Get an exact pixel size
- Open the export dialog on the part you want.
- Watch the dimension readout next to the preview, it updates live as you change format or DPI.
- If none of the DPI presets land on the pixel size you need, type a value into the custom DPI field (up to 1200) instead of picking a preset button.
- Confirm the readout matches what you need before downloading, there is no separate resize step, the DPI you choose is what sets the final pixel size.
Pull out a single object, not the whole page
- Right-click the object on the canvas, not the page background.
- Choose Download as PNG from the context menu.
- The app crops tightly to that object's own bounding box and renders it with a transparent background, so you get just the icon, logo, or graphic, not the rest of the design around it.
- The filename comes from the object's own name or type, for example
logo.pngorrectangle.png.
Export a video part
- If the part you are on is a video timeline rather than a still design, the export dialog automatically switches to a video export view instead of the image, PDF, and PSD format grid.
- Pick a resolution, quality preset, frame rate, and aspect ratio, then start the export. The result is an MP4 file rendered directly in your browser.
- See Video export for the full walkthrough, including what to do if your browser does not support it.
Common tasks
| Task | Steps |
|---|---|
| Export a transparent PNG for a logo or sticker | Format PNG, turn on Transparent background, download |
| Get the smallest possible file for a web page | Format WebP, lower the Quality slider, skip a high DPI (72 or 150 is enough for screens) |
| Re-export with the same settings as last time | Reopen the export dialog, it remembers your last format, DPI, transparency, and quality automatically |
| Pull a single icon or logo off a busy page | Right-click the object, Download as PNG |
| Send a crisp file to a print shop | Format PNG or PDF, DPI 300 or whatever they ask for, see PDF and PSD export |
| Export several parts, or the same part in bulk from a spreadsheet | See Bulk and group export |
Troubleshooting
- A page with photos or filters shows a warning on the SVG option. That is expected, SVG cannot describe a photo or a filter effect as vector paths, so that piece is rasterized inside the SVG file while everything else stays vector. The export still works, the warning just lets you know the file will not be fully vector.
- The custom DPI field ignores a value. It only accepts whole numbers from 1 to 1200. If you clear it, the dialog falls back to whichever DPI preset button is active.
- A video page does not show the format grid at all.
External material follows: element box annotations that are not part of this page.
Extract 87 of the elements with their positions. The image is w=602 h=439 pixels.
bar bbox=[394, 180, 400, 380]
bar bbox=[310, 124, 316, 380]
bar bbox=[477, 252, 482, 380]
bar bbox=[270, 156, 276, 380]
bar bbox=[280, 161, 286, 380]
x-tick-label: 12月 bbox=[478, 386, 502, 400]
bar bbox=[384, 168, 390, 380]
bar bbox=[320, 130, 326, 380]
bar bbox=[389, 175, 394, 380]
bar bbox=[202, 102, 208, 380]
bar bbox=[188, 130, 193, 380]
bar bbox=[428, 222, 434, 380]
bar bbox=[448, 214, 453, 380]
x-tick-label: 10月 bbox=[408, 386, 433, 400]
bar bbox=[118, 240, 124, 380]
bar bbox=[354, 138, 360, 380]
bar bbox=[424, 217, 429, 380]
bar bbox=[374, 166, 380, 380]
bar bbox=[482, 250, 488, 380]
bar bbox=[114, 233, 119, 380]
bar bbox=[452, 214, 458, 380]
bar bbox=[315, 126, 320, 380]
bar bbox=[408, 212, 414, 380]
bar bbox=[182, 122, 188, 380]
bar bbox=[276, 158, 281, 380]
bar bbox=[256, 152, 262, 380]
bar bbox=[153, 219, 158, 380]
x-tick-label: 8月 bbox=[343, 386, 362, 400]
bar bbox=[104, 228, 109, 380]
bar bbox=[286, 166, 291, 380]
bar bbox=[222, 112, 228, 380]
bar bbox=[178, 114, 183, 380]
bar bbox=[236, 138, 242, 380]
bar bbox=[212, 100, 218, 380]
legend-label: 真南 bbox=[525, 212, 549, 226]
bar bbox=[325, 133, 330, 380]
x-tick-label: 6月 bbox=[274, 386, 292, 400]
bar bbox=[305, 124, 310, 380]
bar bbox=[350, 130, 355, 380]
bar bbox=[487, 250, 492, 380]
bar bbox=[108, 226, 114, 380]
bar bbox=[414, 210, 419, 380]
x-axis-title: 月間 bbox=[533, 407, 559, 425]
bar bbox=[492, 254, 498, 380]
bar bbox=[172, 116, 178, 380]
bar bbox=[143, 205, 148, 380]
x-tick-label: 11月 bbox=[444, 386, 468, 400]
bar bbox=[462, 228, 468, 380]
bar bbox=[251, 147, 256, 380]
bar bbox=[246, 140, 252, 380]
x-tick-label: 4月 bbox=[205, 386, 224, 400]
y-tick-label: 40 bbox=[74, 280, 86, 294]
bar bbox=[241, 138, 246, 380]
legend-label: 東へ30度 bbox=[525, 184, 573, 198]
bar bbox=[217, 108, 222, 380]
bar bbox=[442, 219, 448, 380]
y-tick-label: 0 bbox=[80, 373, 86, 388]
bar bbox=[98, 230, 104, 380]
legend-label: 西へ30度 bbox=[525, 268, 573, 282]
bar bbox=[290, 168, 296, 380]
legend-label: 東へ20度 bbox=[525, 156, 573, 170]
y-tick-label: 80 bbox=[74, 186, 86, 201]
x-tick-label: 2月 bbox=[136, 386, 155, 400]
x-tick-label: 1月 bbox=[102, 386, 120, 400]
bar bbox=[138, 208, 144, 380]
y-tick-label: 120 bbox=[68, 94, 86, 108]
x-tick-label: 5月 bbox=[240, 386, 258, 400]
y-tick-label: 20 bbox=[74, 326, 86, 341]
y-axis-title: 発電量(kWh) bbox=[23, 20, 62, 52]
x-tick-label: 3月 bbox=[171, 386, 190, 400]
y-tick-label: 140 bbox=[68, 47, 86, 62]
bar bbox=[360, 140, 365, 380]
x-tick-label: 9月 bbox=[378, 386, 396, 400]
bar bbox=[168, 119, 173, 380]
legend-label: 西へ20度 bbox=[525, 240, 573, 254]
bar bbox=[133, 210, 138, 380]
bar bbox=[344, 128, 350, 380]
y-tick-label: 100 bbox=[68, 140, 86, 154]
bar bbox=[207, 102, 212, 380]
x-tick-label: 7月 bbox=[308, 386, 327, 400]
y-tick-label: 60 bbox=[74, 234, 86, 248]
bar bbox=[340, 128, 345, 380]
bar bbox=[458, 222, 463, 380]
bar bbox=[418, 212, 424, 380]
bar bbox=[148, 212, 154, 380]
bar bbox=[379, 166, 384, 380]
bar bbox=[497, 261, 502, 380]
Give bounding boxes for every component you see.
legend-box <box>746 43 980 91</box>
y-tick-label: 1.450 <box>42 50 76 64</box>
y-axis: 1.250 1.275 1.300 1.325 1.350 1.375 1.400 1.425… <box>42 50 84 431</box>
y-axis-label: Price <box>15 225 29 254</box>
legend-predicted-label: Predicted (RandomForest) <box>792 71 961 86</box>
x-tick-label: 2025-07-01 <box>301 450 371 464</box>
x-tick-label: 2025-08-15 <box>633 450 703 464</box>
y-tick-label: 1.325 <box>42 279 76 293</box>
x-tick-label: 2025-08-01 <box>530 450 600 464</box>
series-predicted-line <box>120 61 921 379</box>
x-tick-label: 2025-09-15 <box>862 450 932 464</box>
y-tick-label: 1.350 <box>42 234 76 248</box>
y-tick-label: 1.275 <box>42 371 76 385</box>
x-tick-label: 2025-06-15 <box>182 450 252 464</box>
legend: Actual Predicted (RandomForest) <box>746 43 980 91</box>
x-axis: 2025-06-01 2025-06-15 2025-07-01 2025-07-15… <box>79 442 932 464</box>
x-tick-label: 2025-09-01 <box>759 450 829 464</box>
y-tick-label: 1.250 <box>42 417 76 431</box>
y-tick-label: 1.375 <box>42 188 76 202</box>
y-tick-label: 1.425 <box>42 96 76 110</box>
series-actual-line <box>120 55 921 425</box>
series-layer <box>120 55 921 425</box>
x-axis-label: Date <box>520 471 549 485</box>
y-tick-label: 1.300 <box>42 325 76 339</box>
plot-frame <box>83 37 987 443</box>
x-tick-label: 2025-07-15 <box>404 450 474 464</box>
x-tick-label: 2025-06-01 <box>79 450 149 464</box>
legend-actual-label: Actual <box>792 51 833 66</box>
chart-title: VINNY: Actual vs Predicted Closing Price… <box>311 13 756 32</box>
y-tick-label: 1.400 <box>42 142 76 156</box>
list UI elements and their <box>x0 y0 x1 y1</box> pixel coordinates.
That is correct, video parts use a different export flow (resolution, quality, frame rate, aspect ratio) that produces an MP4, not PNG, JPG, PDF, or PSD. If your browser does not support in-browser video export, the dialog tells you which browsers do.
- The download button says the export failed. This is usually momentary, close the dialog, reopen it, and try again. Very large or highly detailed parts at a high DPI take a moment to render before the download starts.
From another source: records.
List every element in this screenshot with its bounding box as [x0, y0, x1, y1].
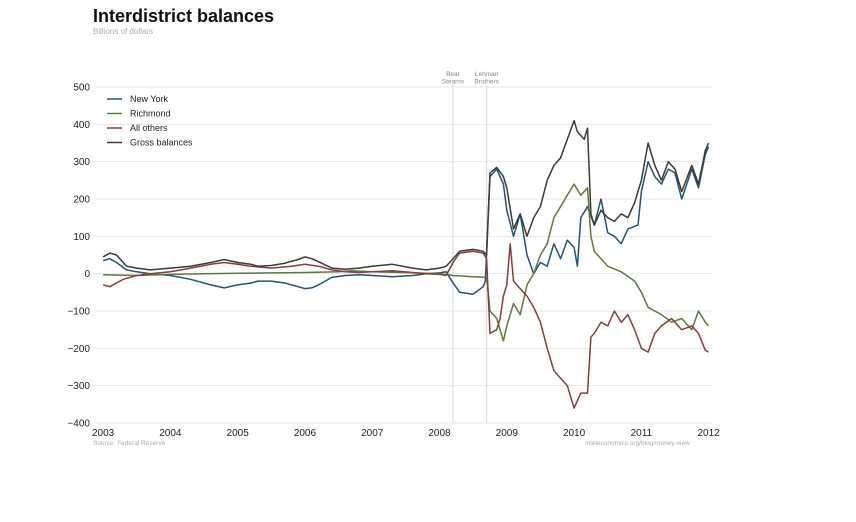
event-label: Bear: [446, 71, 461, 78]
event-label: Brothers: [474, 79, 499, 86]
legend-label: Gross balances: [130, 138, 193, 148]
y-tick-label: −200: [67, 344, 90, 355]
y-tick-label: 100: [73, 232, 90, 243]
x-tick-label: 2011: [631, 428, 653, 439]
x-tick-label: 2008: [428, 428, 451, 439]
x-tick-label: 2010: [563, 428, 586, 439]
legend-label: New York: [130, 94, 169, 104]
chart-subtitle: Billions of dollars: [93, 27, 154, 36]
x-tick-label: 2003: [92, 428, 115, 439]
source-note: Source: Federal Reserve: [93, 440, 166, 447]
y-tick-label: 500: [73, 83, 90, 94]
x-tick-label: 2007: [361, 428, 384, 439]
event-label: Lehman: [475, 71, 499, 78]
y-tick-label: −400: [67, 419, 90, 430]
series-line-new-york: [102, 146, 710, 295]
y-tick-label: −300: [67, 381, 90, 392]
x-tick-label: 2012: [698, 428, 721, 439]
y-tick-label: 300: [73, 157, 90, 168]
credit-note: mieleconomics.org/blog/money-view: [585, 440, 690, 447]
series-line-all-others: [102, 243, 709, 409]
y-tick-label: 0: [84, 269, 90, 280]
x-tick-label: 2009: [496, 428, 519, 439]
legend-label: Richmond: [130, 109, 171, 119]
y-tick-label: 200: [73, 195, 90, 206]
event-label: Stearns: [442, 79, 465, 86]
x-tick-label: 2005: [227, 428, 250, 439]
x-tick-label: 2004: [159, 428, 182, 439]
series-line-gross-balances: [102, 119, 710, 271]
legend-label: All others: [130, 123, 168, 133]
chart-title: Interdistrict balances: [93, 6, 275, 26]
y-tick-label: −100: [67, 307, 90, 318]
x-tick-label: 2006: [294, 428, 317, 439]
y-tick-label: 400: [73, 120, 90, 131]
- Right-click does not offer Download as PNG. Make sure you clicked directly on an object, not empty canvas space, right-clicking the page background opens the page's own context menu instead.
Tips
Match the DPI to the destination
Use 72 for screen, 300 for most print jobs, and 600 only when a print shop specifically asks for it. A higher DPI produces a larger file with no visible benefit on a screen.
SVG and raster content
If a part contains a photo, a filtered image, or another effect that cannot be described as vector paths, the SVG option flags it: that piece is rasterized into the SVG while the rest stays vector.